Fig. 5.

Syt IV is necessary for Ca²⁺-dependent glutamate release from astrocytes. (a) Expression of SS-Syt IV does not affect glutamate release or Ca²⁺ signaling induced by ATP (20 μM), but leads to a recovery of release when expressed in the presence of Syt IV-siRNA. Because the changes in glutamate release are independent of the amplitude of the Ca²⁺ signal, they support the notion that Syt IV is required downstream of the Ca²⁺ signal to control transmitter release (*, P < 0.05; **, P < 0.01). Data were collected from 18 (calcium imaging) and 12 (glutamate assays) trials obtained from two independent sets of cultures. (b) Syt I but not Syt V can rescue glutamate release after Syt IV-siRNA treatment (P < 0.01). (c) Mutations of amino acids homologous to Syt I C2B domain amino acids that coordinate Ca²⁺ binding (B-D_1,2N and B-D₃N,E₄Q) lead to dominant-negative effects on astrocytic glutamate release (*, P < 0.05; *, P < 0.01). All modifications to release (except N,N,N′,N′-tetraacetate) are independent of changes in ATP-evoked Ca²⁺ mobilization. (d) Hypoosmotic saline induces the release of glutamate from astrocytes (black circles), which is comparable with ATP-evoked glutamate release (gray circles).

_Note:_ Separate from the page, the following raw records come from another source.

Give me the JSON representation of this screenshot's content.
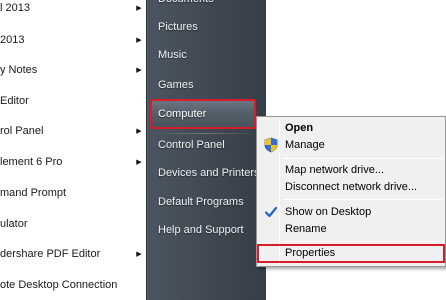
{
  "programs": [
    {
      "label": "l 2013",
      "arrow": true
    },
    {
      "label": "2013",
      "arrow": true
    },
    {
      "label": "y Notes",
      "arrow": true
    },
    {
      "label": "Editor",
      "arrow": false
    },
    {
      "label": "rol Panel",
      "arrow": true
    },
    {
      "label": "lement 6 Pro",
      "arrow": true
    },
    {
      "label": "mand Prompt",
      "arrow": false
    },
    {
      "label": "ulator",
      "arrow": false
    },
    {
      "label": "dershare PDF Editor",
      "arrow": true
    },
    {
      "label": "ote Desktop Connection",
      "arrow": false
    }
  ],
  "right_pane": {
    "items": [
      {
        "label": "Documents"
      },
      {
        "label": "Pictures"
      },
      {
        "label": "Music"
      },
      {
        "label": "Games"
      },
      {
        "label": "Computer"
      },
      {
        "label": "Control Panel"
      },
      {
        "label": "Devices and Printers"
      },
      {
        "label": "Default Programs"
      },
      {
        "label": "Help and Support"
      }
    ]
  },
  "context_menu": {
    "items": [
      {
        "label": "Open",
        "bold": true
      },
      {
        "label": "Manage",
        "icon": "shield-icon"
      },
      {
        "label": "Map network drive..."
      },
      {
        "label": "Disconnect network drive..."
      },
      {
        "label": "Show on Desktop",
        "icon": "checkmark-icon"
      },
      {
        "label": "Rename"
      },
      {
        "label": "Properties"
      }
    ]
  },
  "colors": {
    "highlight_border": "#d71d2a",
    "pane_bg": "#3f4852",
    "menu_bg": "#f0f0f0",
    "shield_blue": "#2f6fd6",
    "shield_yellow": "#f3c221",
    "check_blue": "#1e64c8"
  }
}
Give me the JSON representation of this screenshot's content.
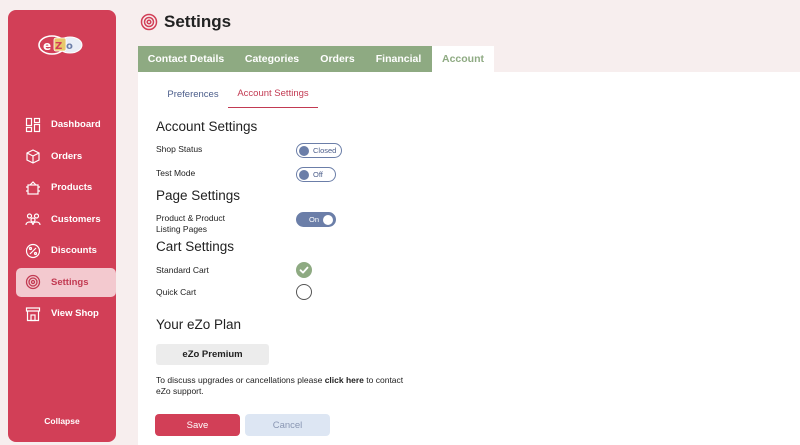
{
  "header": {
    "title": "Settings"
  },
  "sidebar": {
    "logo_text": "eZo",
    "items": [
      {
        "label": "Dashboard",
        "icon": "dashboard-icon"
      },
      {
        "label": "Orders",
        "icon": "orders-icon"
      },
      {
        "label": "Products",
        "icon": "products-icon"
      },
      {
        "label": "Customers",
        "icon": "customers-icon"
      },
      {
        "label": "Discounts",
        "icon": "discount-icon"
      },
      {
        "label": "Settings",
        "icon": "settings-icon",
        "active": true
      },
      {
        "label": "View Shop",
        "icon": "shop-icon"
      }
    ],
    "collapse_label": "Collapse"
  },
  "tabs": [
    {
      "label": "Contact Details"
    },
    {
      "label": "Categories"
    },
    {
      "label": "Orders"
    },
    {
      "label": "Financial"
    },
    {
      "label": "Account",
      "active": true
    }
  ],
  "subtabs": [
    {
      "label": "Preferences"
    },
    {
      "label": "Account Settings",
      "active": true
    }
  ],
  "account_settings": {
    "title": "Account Settings",
    "shop_status": {
      "label": "Shop Status",
      "value": "Closed"
    },
    "test_mode": {
      "label": "Test Mode",
      "value": "Off"
    }
  },
  "page_settings": {
    "title": "Page Settings",
    "product_pages": {
      "label_line1": "Product & Product",
      "label_line2": "Listing Pages",
      "value": "On"
    }
  },
  "cart_settings": {
    "title": "Cart Settings",
    "standard_cart": {
      "label": "Standard Cart",
      "checked": true
    },
    "quick_cart": {
      "label": "Quick Cart",
      "checked": false
    }
  },
  "plan": {
    "title": "Your eZo Plan",
    "name": "eZo Premium",
    "support_prefix": "To discuss upgrades or cancellations please ",
    "support_link": "click here",
    "support_suffix": " to contact eZo support."
  },
  "actions": {
    "save_label": "Save",
    "cancel_label": "Cancel"
  },
  "colors": {
    "brand": "#d23f57",
    "tab_green": "#8eaa82",
    "toggle_blue": "#6b7ea8",
    "background": "#f7eeee"
  }
}
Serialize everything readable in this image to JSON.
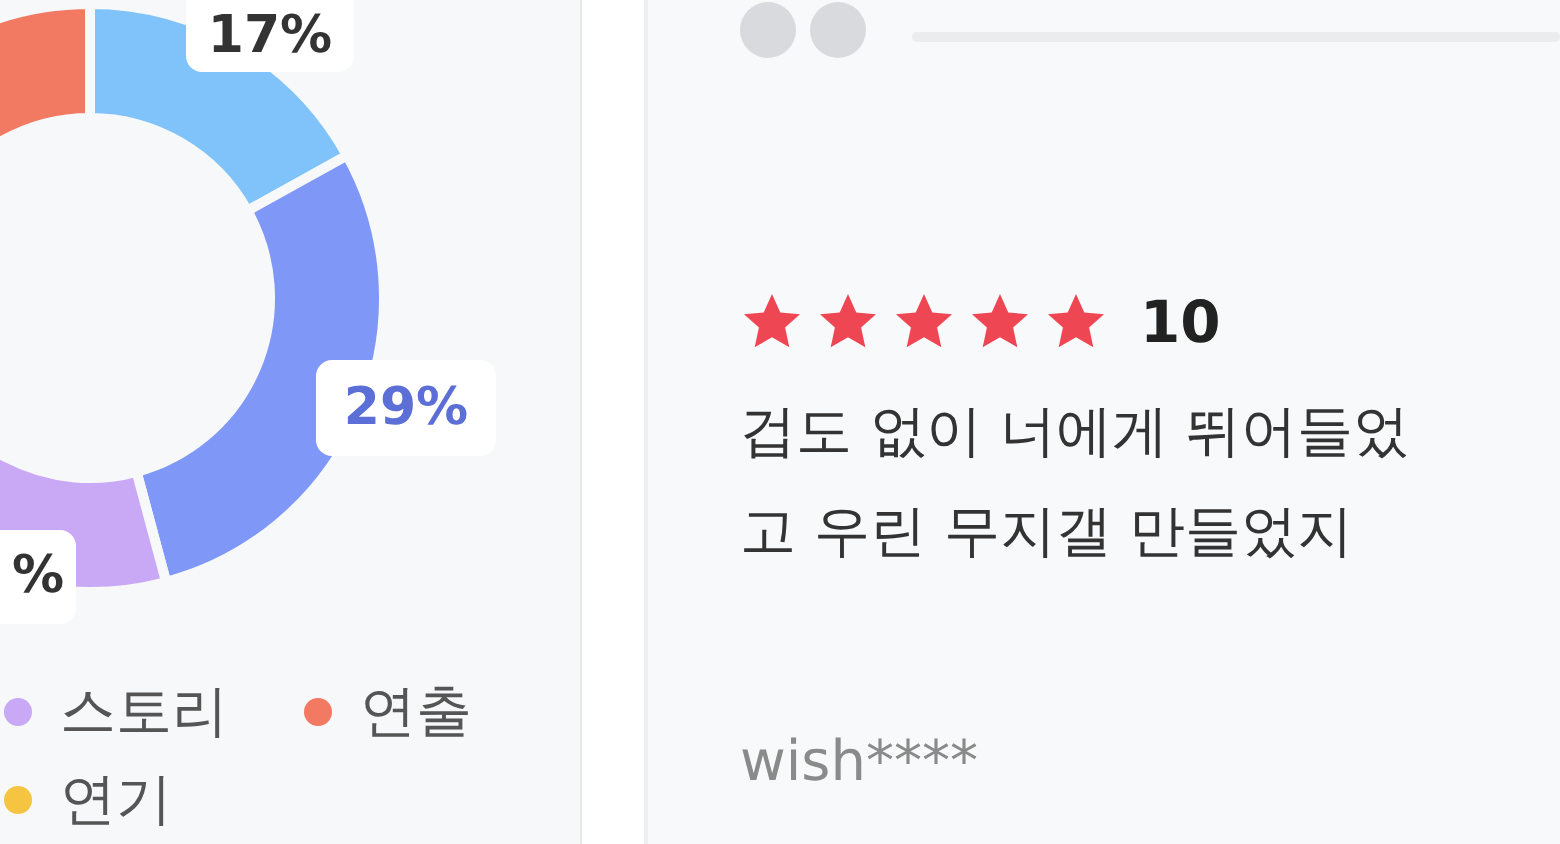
{
  "chart": {
    "labels": [
      {
        "text": "17%",
        "color": "#333333"
      },
      {
        "text": "29%",
        "color": "#5b6fd6"
      },
      {
        "text": "%",
        "color": "#333333"
      }
    ]
  },
  "legend": [
    {
      "label": "스토리",
      "color": "#c9a8f5"
    },
    {
      "label": "연출",
      "color": "#f37a62"
    },
    {
      "label": "연기",
      "color": "#f5c542"
    }
  ],
  "review": {
    "stars": 5,
    "score": "10",
    "text_lines": [
      "겁도 없이 너에게 뛰어들었",
      "고 우린 무지갤 만들었지"
    ],
    "author": "wish****"
  }
}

The black horizontal bar represents the application of stimuli (ATP or hypoosmotic saline). (e) Syt IV-siRNA and Syt IV dominant-negative mutations significantly depress ATP-induced, Ca²⁺-dependent glutamate release (gray bar, *, P < 0.05; **, P < 0.01) but have no effect on hypoosmotic saline-induced glutamate release (black bar). Data shown in b–e were collected from 12 trials obtained from two independent cultures.